Joachim II. of Brandenburg gave Agricola a position as court preacher, and took him to the Conference of Regensburg (1541), the interim drawn up at which he considered a useful basis of unity. He followed his prince in the inglorious campaign against the Turks in 1542, and gained more and 92 more influence over him, in spite of the efforts of Joachim’s mother. He became general superintendent and visitor of Brandenburg, administering confirmation and ordination, though he himself had never received any kind of ordination. When the Schmalkald League took up arms against the emperor, Agricola attacked them in his sermons as disturbers of the peace, and gave thanks for the emperor’s victory at Mühlberg, utterly failing to see the danger to the evangelical cause. It flattered his vanity when he was chosen as the Protestant theologian on the commission appointed at the Diet of Augsburg (1547-48) to draw up an interim; and he had the thankless task of endeavoring to persuade his fellow Protestants to accept it.
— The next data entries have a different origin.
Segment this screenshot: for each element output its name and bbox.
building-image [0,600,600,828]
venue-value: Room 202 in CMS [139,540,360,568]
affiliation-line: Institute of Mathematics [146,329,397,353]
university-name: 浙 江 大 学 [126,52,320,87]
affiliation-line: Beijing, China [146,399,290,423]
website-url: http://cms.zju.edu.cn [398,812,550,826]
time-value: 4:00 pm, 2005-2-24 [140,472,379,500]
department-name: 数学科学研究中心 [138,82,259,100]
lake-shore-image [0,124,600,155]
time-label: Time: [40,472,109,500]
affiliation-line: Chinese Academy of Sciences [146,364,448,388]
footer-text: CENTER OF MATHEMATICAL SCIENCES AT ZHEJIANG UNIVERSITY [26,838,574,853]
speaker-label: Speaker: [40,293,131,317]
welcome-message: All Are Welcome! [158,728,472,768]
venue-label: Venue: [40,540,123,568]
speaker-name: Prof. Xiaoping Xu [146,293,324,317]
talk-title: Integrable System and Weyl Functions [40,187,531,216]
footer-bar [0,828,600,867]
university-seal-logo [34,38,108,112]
The more strongly and increasingly they rejected it, the more animosity was concentrated on Agricola, who attempted to vindicate his Lutheran standing by the part which he took in the controversy with Osiander; and the common cause brought him once more closer to Melanchthon. It fell to him to give judgment between Stancaro and Andreas Musculus; and he pronounced in favor of the latter. The controversy on the necessity of good works raged for years in Brandenburg, and Agricola stoutly opposed the Philippists. For a while they seemed to prevail with Joachim, but the court swung round again to Agricola’s side; and in 1563 he was able to hold a thanksgiving service in Berlin for the final victory over his opponents—a victory for strict Lutheranism won mainly by the man whom Luther had despised. He died three years later, during an epidemic of the plague. He was undoubtedly a gifted man, though his rightful development was hindered by his vanity, which brought about the breach with Luther, and by the temptations of court life, which, as he himself recognized when too late, he had not sufficient strength of mind to resist.

(G. Kawerau.)

Bibliography: G. Kawerau, Johann Agricola won Eisleben, Berlin, 1881.